Il lavoro più (in)adatto a una donna
- Autore: Chiara Santoianni
- Genere: Scuola
- Anno di pubblicazione: 2011
Leggendo "Il lavoro più (in)adatto a una donna" di Chiara Santoianni, la prima cosa che viene in mente è che l’argomento trattato è più che mai attuale. Dell’istruzione in Italia si è sempre parlato, nel bene e soprattutto nel male: non sono una novità né gli scioperi di studenti e insegnanti, né i sit-in di protesta, né tanto meno le battaglie contro un ministero dell’istruzione che spesso più che difendere la scuola sembra volerla definitivamente affossare. Tuttavia è di questi ultimi anni un malessere diffuso e profondo che sembra andare oltre, coinvolgendo non solo insegnanti e alunni, ma anche l’opinione pubblica in un dibattito che scuote fin nelle fondamenta l’istituzione scolastica.
Senza entrare in questioni annose e scottanti – e in fondo un po’ noiose – come il confronto tra scuola pubblica e privata e l’operato quanto meno discutibile dell’attuale governo, la Santoianni propone una riflessione solo apparentemente più lieve, che ruota attorno a una figura centrale eppure bistrattata: quella dell’insegnante. Circa questa professione da sempre imperversano odiosi luoghi comuni che la vorrebbero tradizionalmente “facile” e in un certo senso “privilegiata”, ideale per le donne, in quanto permette loro di dedicarsi, oltre che al lavoro, a quella che nonostante anni di battaglie femministe e progressiste per molti rimane pur sempre la funzione primaria di una donna: procreare e allevare figli. Ancora oggi questo modo di pensare condiziona pesantemente il mondo della scuola e l’approccio all’insegnamento.

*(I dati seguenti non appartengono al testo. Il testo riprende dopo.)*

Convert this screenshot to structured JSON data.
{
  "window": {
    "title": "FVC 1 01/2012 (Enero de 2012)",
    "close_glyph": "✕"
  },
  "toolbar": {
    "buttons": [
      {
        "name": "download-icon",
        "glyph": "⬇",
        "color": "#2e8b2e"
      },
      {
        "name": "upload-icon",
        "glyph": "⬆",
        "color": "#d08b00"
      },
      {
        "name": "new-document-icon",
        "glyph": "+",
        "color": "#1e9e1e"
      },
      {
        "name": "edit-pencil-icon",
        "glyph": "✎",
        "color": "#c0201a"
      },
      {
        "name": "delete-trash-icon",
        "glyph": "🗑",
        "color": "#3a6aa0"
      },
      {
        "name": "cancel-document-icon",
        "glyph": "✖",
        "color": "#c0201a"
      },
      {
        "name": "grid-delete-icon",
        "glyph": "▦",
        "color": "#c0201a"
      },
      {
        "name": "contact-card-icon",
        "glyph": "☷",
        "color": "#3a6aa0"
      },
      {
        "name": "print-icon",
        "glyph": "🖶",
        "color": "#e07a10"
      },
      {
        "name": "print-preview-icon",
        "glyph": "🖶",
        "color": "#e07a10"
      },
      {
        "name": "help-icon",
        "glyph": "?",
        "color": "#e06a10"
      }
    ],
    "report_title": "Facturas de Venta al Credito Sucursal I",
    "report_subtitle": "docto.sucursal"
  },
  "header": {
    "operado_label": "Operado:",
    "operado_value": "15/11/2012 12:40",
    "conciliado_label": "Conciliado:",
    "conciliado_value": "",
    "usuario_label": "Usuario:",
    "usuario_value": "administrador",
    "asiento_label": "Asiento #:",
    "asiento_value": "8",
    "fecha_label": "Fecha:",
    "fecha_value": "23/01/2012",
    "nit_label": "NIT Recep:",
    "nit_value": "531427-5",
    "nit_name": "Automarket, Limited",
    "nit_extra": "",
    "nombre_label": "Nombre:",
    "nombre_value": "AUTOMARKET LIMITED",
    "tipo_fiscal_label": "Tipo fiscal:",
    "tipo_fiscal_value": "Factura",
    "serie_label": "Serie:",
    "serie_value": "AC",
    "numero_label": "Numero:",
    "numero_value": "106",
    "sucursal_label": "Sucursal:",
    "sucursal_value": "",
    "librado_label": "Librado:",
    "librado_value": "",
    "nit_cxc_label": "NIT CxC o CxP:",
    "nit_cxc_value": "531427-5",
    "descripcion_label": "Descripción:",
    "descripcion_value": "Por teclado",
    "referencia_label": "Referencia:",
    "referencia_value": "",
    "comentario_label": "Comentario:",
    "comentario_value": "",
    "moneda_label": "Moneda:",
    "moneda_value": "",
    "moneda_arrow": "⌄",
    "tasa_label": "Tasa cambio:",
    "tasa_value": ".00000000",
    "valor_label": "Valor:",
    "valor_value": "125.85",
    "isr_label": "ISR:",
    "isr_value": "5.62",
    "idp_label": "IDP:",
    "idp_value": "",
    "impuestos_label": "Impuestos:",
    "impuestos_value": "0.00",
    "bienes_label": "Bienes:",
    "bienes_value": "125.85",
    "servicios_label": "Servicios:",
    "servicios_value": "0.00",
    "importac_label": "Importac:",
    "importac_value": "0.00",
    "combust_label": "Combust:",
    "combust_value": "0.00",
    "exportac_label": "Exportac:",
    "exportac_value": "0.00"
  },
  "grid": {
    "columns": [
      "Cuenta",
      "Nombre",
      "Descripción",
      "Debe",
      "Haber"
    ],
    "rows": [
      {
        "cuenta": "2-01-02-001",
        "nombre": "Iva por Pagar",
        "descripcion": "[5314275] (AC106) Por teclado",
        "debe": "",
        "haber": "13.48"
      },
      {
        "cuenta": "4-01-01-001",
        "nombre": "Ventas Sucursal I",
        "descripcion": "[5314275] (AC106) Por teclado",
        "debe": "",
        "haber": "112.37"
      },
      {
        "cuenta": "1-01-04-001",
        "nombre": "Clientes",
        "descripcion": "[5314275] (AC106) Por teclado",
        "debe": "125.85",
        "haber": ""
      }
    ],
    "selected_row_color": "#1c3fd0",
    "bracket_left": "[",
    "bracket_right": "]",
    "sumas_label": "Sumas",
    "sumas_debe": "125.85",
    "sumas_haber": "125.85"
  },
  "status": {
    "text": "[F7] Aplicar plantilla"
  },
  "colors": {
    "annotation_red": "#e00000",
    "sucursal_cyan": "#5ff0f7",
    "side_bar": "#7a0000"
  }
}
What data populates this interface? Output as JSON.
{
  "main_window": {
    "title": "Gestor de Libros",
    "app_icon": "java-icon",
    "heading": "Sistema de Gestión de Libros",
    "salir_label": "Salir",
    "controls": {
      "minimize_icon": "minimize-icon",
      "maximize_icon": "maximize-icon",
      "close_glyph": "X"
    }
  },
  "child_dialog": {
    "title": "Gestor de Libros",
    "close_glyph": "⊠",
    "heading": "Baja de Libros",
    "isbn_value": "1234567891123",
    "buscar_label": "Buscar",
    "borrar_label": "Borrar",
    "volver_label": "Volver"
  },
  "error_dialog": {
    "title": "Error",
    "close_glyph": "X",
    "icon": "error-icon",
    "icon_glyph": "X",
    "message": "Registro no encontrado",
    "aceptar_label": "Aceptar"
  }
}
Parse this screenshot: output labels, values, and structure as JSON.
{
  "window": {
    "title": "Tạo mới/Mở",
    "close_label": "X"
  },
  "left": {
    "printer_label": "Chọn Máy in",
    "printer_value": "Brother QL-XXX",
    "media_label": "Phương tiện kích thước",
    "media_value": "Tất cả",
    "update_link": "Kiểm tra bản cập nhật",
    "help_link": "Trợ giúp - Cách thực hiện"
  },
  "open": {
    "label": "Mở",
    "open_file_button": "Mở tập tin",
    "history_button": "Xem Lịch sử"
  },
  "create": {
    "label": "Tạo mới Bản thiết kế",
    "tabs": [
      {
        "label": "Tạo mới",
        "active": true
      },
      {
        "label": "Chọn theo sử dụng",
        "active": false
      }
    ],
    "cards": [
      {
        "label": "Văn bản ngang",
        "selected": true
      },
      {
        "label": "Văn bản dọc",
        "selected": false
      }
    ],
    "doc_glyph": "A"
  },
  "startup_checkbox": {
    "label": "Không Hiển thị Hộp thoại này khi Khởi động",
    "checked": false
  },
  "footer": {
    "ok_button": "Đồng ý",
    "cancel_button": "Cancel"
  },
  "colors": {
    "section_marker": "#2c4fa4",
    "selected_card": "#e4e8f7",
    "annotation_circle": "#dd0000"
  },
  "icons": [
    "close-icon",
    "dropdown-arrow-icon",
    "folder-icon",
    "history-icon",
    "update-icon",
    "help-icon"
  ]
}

Il libro della Santoianni, ironico e sagace, offre uno spunto di qualità da cui partire per riconsiderare le proprie idee in merito. Perché l’insegnamento è da sempre considerato “il mestiere più adatto a una donna”? È davvero così? In quest’idea c’è un fondo di verità o è l’ennesima, astuta mossa per relegare il femminile alla funzione che da sempre le si reputa più congeniale, quella sociale e assistenziale? L’autrice spazza via ogni stereotipo chiarendo una volta per tutte, senza aver bisogno di dichiararlo apertamente, che non esistono lavori “adatti” alle donne piuttosto che agli uomini, e che l’insegnamento non è un luogo comune, bensì una missione, qualcosa che si fa per passione, come dovrebbe succedere per qualsiasi mestiere. E quello dell’insegnante è un mestiere che ai giorni nostri è sempre più difficile amare e scegliere per motivi che non siano di mero opportunismo. Tra precariato e colleghi molesti, episodi tragico-mici e scolaresche indisciplinate, la scrittrice osserva con realistica rassegnazione un mondo scolastico bistrattato e sottovalutato, le cui potenzialità sono infinite eppure inespresse, difficile da amare perché in fondo è una miniatura della società che verrà, ed è sempre più evidente che non sarà un bel posto. Notevole l’ironia della scrittrice, che di certo non implica una scarsa serietà, bensì uno sguardo lucido e disincantato, che fa sorridere e (di)sperare.
Perché le discussioni sterili lasciano il tempo che trovano, mentre una sagace descrizione della realtà lascia un’impronta profonda.